Citi earned nearly $2.2 billion in the third quarter, including a $2 billion release of loan-loss reserves and a $435 million loss on the recently announced sale of student-loan assets. Per-share earnings of 7 cents topped Wall Street's average estimate by a penny and reversed a year-earlier loss of 27 cents a share. The results were not as strong as the previous quarter's, owing to the student-loan transaction and an anticipated profit contraction in the securities and investment banking division, where net income fell 17% from the second quarter. But net income from consumer banking rose 5%, driven by Latin America and North America.

Unlike rival JPMorgan Chase & Co., Citi did not set aside significant litigation reserves in the quarter to cover legal costs potentially stemming from the scandals upending home foreclosures.

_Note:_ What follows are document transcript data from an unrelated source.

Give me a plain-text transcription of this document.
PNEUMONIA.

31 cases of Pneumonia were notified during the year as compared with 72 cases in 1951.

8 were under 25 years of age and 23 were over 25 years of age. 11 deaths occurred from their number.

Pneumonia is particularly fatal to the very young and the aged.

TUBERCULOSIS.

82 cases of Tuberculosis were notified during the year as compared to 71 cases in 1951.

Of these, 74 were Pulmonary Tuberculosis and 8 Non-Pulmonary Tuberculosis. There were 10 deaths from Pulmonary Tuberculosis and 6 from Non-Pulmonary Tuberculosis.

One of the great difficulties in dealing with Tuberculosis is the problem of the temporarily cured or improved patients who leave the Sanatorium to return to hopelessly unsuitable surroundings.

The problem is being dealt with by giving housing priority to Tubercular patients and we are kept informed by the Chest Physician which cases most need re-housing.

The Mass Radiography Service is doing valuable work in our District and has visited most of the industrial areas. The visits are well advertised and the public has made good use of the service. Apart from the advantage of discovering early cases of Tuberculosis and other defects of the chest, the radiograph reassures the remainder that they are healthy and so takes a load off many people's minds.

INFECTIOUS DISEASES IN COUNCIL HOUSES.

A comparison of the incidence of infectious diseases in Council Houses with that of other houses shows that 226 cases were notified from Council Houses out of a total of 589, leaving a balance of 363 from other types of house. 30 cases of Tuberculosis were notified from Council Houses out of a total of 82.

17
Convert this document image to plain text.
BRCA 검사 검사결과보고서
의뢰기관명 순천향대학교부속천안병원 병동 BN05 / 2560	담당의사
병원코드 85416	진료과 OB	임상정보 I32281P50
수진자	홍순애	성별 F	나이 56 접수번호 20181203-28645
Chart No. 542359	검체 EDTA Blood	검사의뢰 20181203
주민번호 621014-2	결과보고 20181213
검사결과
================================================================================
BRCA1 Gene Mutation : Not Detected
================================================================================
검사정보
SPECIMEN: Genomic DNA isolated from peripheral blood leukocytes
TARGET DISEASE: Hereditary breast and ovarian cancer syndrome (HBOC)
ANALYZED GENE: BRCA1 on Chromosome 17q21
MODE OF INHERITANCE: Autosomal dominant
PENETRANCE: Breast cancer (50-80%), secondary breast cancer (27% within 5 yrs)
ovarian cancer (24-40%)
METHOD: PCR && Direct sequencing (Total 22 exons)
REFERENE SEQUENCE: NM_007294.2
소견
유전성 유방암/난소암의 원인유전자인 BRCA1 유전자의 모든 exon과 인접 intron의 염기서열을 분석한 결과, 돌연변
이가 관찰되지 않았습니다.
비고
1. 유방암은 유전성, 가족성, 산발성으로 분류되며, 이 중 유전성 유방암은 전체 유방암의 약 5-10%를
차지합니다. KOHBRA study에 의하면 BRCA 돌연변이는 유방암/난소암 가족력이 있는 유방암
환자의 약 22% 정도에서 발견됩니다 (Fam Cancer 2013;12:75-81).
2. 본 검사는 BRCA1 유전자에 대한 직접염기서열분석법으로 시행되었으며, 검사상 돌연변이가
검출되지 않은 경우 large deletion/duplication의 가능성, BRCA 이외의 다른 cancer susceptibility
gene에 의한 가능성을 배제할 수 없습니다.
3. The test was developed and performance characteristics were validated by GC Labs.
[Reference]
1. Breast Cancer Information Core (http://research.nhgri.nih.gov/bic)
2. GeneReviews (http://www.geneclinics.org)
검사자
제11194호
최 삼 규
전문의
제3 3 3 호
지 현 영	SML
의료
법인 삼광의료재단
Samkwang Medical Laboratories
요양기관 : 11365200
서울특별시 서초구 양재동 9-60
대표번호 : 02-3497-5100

Gerspach distanced Citi from the foreclosure troubles that surfaced in recent weeks. He told reporters on the conference call that Citi had not relied on so-called robo-signers to push through affidavits and had not turned up anything in internal reviews of policies and processes to suggest the need for a foreclosure moratorium.

The company did annual training of, and required annual certification for, mortgage-servicing employees involved foreclosures, Gerspach said. "They understand the fact that they need to have personal awareness of the information in the affidavits; they understand that the affidavits need to be signed in front of a notary," he said.

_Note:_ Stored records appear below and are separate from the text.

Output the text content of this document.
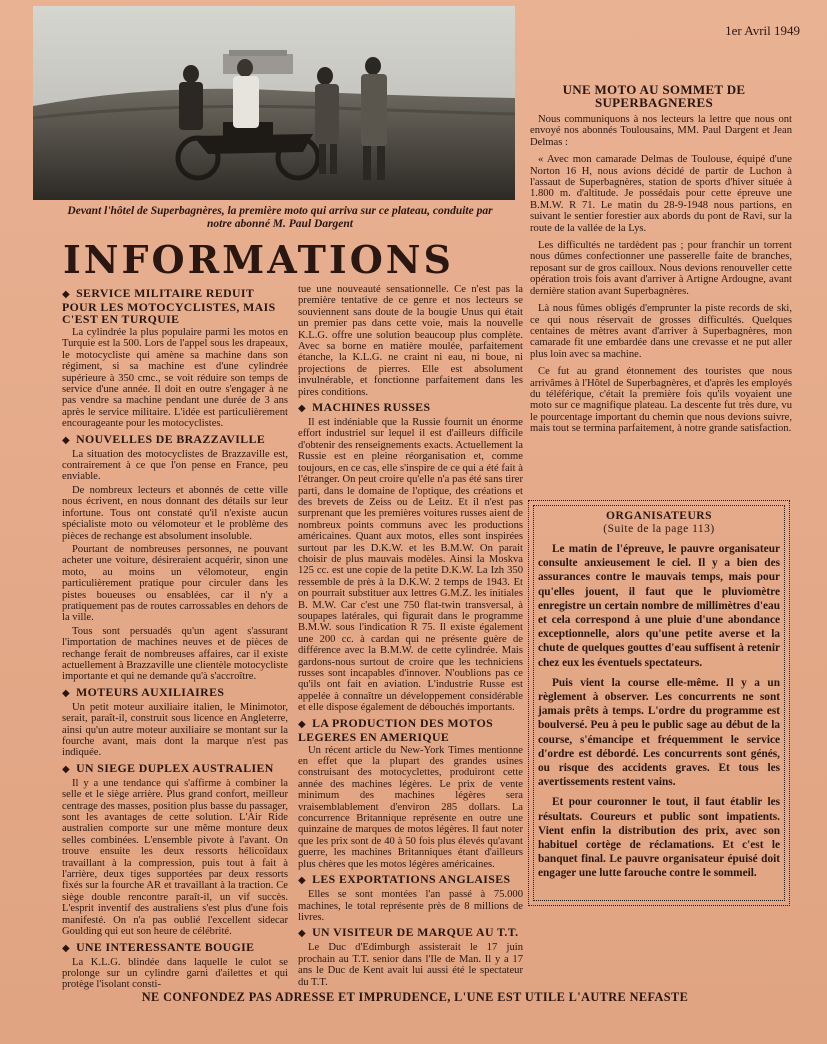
Devant l'hôtel de Superbagnères, la première moto qui arriva sur ce plateau, conduite par notre abonné M. Paul Dargent
1er Avril 1949
UNE MOTO AU SOMMET DE SUPERBAGNERES
INFORMATIONS
◆ SERVICE MILITAIRE REDUIT POUR LES MOTOCYCLISTES, MAIS C'EST EN TURQUIE

La cylindrée la plus populaire parmi les motos en Turquie est la 500. Lors de l'appel sous les drapeaux, le motocycliste qui amène sa machine dans son régiment, si sa machine est d'une cylindrée supérieure à 350 cmc., se voit réduire son temps de service d'une année. Il doit en outre s'engager à ne pas vendre sa machine pendant une durée de 3 ans après le service militaire. L'idée est particulièrement encourageante pour les motocyclistes.

◆ NOUVELLES DE BRAZZAVILLE

La situation des motocyclistes de Brazzaville est, contrairement à ce que l'on pense en France, peu enviable.

De nombreux lecteurs et abonnés de cette ville nous écrivent, en nous donnant des détails sur leur infortune. Tous ont constaté qu'il n'existe aucun spécialiste moto ou vélomoteur et le problème des pièces de rechange est absolument insoluble.

Pourtant de nombreuses personnes, ne pouvant acheter une voiture, désireraient acquérir, sinon une moto, au moins un vélomoteur, engin particulièrement pratique pour circuler dans les pistes boueuses ou ensablées, car il n'y a pratiquement pas de routes carrossables en dehors de la ville.

Tous sont persuadés qu'un agent s'assurant l'importation de machines neuves et de pièces de rechange ferait de nombreuses affaires, car il existe actuellement à Brazzaville une clientèle motocycliste importante et qui ne demande qu'à s'accroître.

◆ MOTEURS AUXILIAIRES

Un petit moteur auxiliaire italien, le Minimotor, serait, paraît-il, construit sous licence en Angleterre, ainsi qu'un autre moteur auxiliaire se montant sur la fourche avant, mais dont la marque n'est pas indiquée.

◆ UN SIEGE DUPLEX AUSTRALIEN

Il y a une tendance qui s'affirme à combiner la selle et le siège arrière. Plus grand confort, meilleur centrage des masses, position plus basse du passager, sont les avantages de cette solution. L'Air Ride australien comporte sur une même monture deux selles combinées. L'ensemble pivote à l'avant. On trouve ensuite les deux ressorts hélicoïdaux travaillant à la compression, puis tout à fait à l'arrière, deux tiges supportées par deux ressorts fixés sur la fourche AR et travaillant à la traction. Ce siège double rencontre paraît-il, un vif succès. L'esprit inventif des australiens s'est plus d'une fois manifesté. On n'a pas oublié l'excellent sidecar Goulding qui eut son heure de célébrité.

◆ UNE INTERESSANTE BOUGIE

La K.L.G. blindée dans laquelle le culot se prolonge sur un cylindre garni d'ailettes et qui protège l'isolant consti-

tue une nouveauté sensationnelle. Ce n'est pas la première tentative de ce genre et nos lecteurs se souviennent sans doute de la bougie Unus qui était un premier pas dans cette voie, mais la nouvelle K.L.G. offre une solution beaucoup plus complète. Avec sa borne en matière moulée, parfaitement étanche, la K.L.G. ne craint ni eau, ni boue, ni projections de pierres. Elle est absolument invulnérable, et fonctionne parfaitement dans les pires conditions.

◆ MACHINES RUSSES

Il est indéniable que la Russie fournit un énorme effort industriel sur lequel il est d'ailleurs difficile d'obtenir des renseignements exacts. Actuellement la Russie est en pleine réorganisation et, comme toujours, en ce cas, elle s'inspire de ce qui a été fait à l'étranger. On peut croire qu'elle n'a pas été sans tirer parti, dans le domaine de l'optique, des créations et des brevets de Zeiss ou de Leitz. Et il n'est pas surprenant que les premières voitures russes aient de nombreux points communs avec les productions américaines. Quant aux motos, elles sont inspirées surtout par les D.K.W. et les B.M.W. On parait choisir de plus mauvais modèles. Ainsi la Moskva 125 cc. est une copie de la petite D.K.W. La Izh 350 ressemble de près à la D.K.W. 2 temps de 1943. Et on pourrait substituer aux lettres G.M.Z. les initiales B. M.W. Car c'est une 750 flat-twin transversal, à soupapes latérales, qui figurait dans le programme B.M.W. sous l'indication R 75. Il existe également une 200 cc. à cardan qui ne présente guère de différence avec la B.M.W. de cette cylindrée. Mais gardons-nous surtout de croire que les techniciens russes sont incapables d'innover. N'oublions pas ce qu'ils ont fait en aviation. L'industrie Russe est appelée à connaître un développement considérable et elle dispose également de débouchés importants.

◆ LA PRODUCTION DES MOTOS LEGERES EN AMERIQUE

Un récent article du New-York Times mentionne en effet que la plupart des grandes usines construisant des motocyclettes, produiront cette année des machines légères. Le prix de vente minimum des machines légères sera vraisemblablement d'environ 285 dollars. La concurrence Britannique représente en outre une quinzaine de marques de motos légères. Il faut noter que les prix sont de 40 à 50 fois plus élevés qu'avant guerre, les machines Britanniques étant d'ailleurs plus chères que les motos légères américaines.

◆ LES EXPORTATIONS ANGLAISES

Elles se sont montées l'an passé à 75.000 machines, le total représente près de 8 millions de livres.

◆ UN VISITEUR DE MARQUE AU T.T.

Le Duc d'Edimburgh assisterait le 17 juin prochain au T.T. senior dans l'Ile de Man. Il y a 17 ans le Duc de Kent avait lui aussi été le spectateur du T.T.

Nous communiquons à nos lecteurs la lettre que nous ont envoyé nos abonnés Toulousains, MM. Paul Dargent et Jean Delmas :

« Avec mon camarade Delmas de Toulouse, équipé d'une Norton 16 H, nous avions décidé de partir de Luchon à l'assaut de Superbagnères, station de sports d'hiver située à 1.800 m. d'altitude. Je possédais pour cette épreuve une B.M.W. R 71. Le matin du 28-9-1948 nous partions, en suivant le sentier forestier aux abords du pont de Ravi, sur la route de la vallée de la Lys.

Les difficultés ne tardèdent pas ; pour franchir un torrent nous dûmes confectionner une passerelle faite de branches, reposant sur de gros cailloux. Nous devions renouveller cette opération trois fois avant d'arriver à Artigne Ardougne, avant dernière station avant Superbagnères.

Là nous fûmes obligés d'emprunter la piste records de ski, ce qui nous réservait de grosses difficultés. Quelques centaines de mètres avant d'arriver à Superbagnères, mon camarade fit une embardée dans une crevasse et ne put aller plus loin avec sa machine.

Ce fut au grand étonnement des touristes que nous arrivâmes à l'Hôtel de Superbagnères, et d'après les employés du téléférique, c'était la première fois qu'ils voyaient une moto sur ce magnifique plateau. La descente fut très dure, vu le pourcentage important du chemin que nous devions suivre, mais tout se termina parfaitement, à notre grande satisfaction.

ORGANISATEURS
(Suite de la page 113)

Le matin de l'épreuve, le pauvre organisateur consulte anxieusement le ciel. Il y a bien des assurances contre le mauvais temps, mais pour qu'elles jouent, il faut que le pluviomètre enregistre un certain nombre de millimètres d'eau et cela correspond à une pluie d'une abondance exceptionnelle, alors qu'une petite averse et la chute de quelques gouttes d'eau suffisent à retenir chez eux les éventuels spectateurs.

Puis vient la course elle-même. Il y a un règlement à observer. Les concurrents ne sont jamais prêts à temps. L'ordre du programme est boulversé. Peu à peu le public sage au début de la course, s'émancipe et fréquemment le service d'ordre est débordé. Les concurrents sont génés, ou risque des accidents graves. Et tous les avertissements restent vains.

Et pour couronner le tout, il faut établir les résultats. Coureurs et public sont impatients. Vient enfin la distribution des prix, avec son habituel cortège de réclamations. Et c'est le banquet final. Le pauvre organisateur épuisé doit engager une lutte farouche contre le sommeil.

NE CONFONDEZ PAS ADRESSE ET IMPRUDENCE, L'UNE EST UTILE L'AUTRE NEFASTE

He said Citi was appropriately staffed to "handle the onslaught" of foreclosures and loan workouts. And though the company had ties to a Florida law firm being examined to determine whether it submitted improper loan documentation in the state's courts, Gerspach reiterated Citi's announcement from last week that it has stopped referring foreclosure work to the firm, the Law Offices of David J. Stern PA.

He also said that, at the time Citi used the third party, the firm had been approved by the government-sponsored enterprises that provide the backbone for the U.S. housing finance system.

When asked whether government officials, either in their capacity as regulators or as caretakers for the 12% equity stake in Citi that remains in the hands of the Treasury Department, had discussed with, or recommended to, Citi the idea of a foreclosure moratorium, Gerspach replied, "Not at all."

Citi's stock rose 5.6% in Monday's session to close at $4.17 a share.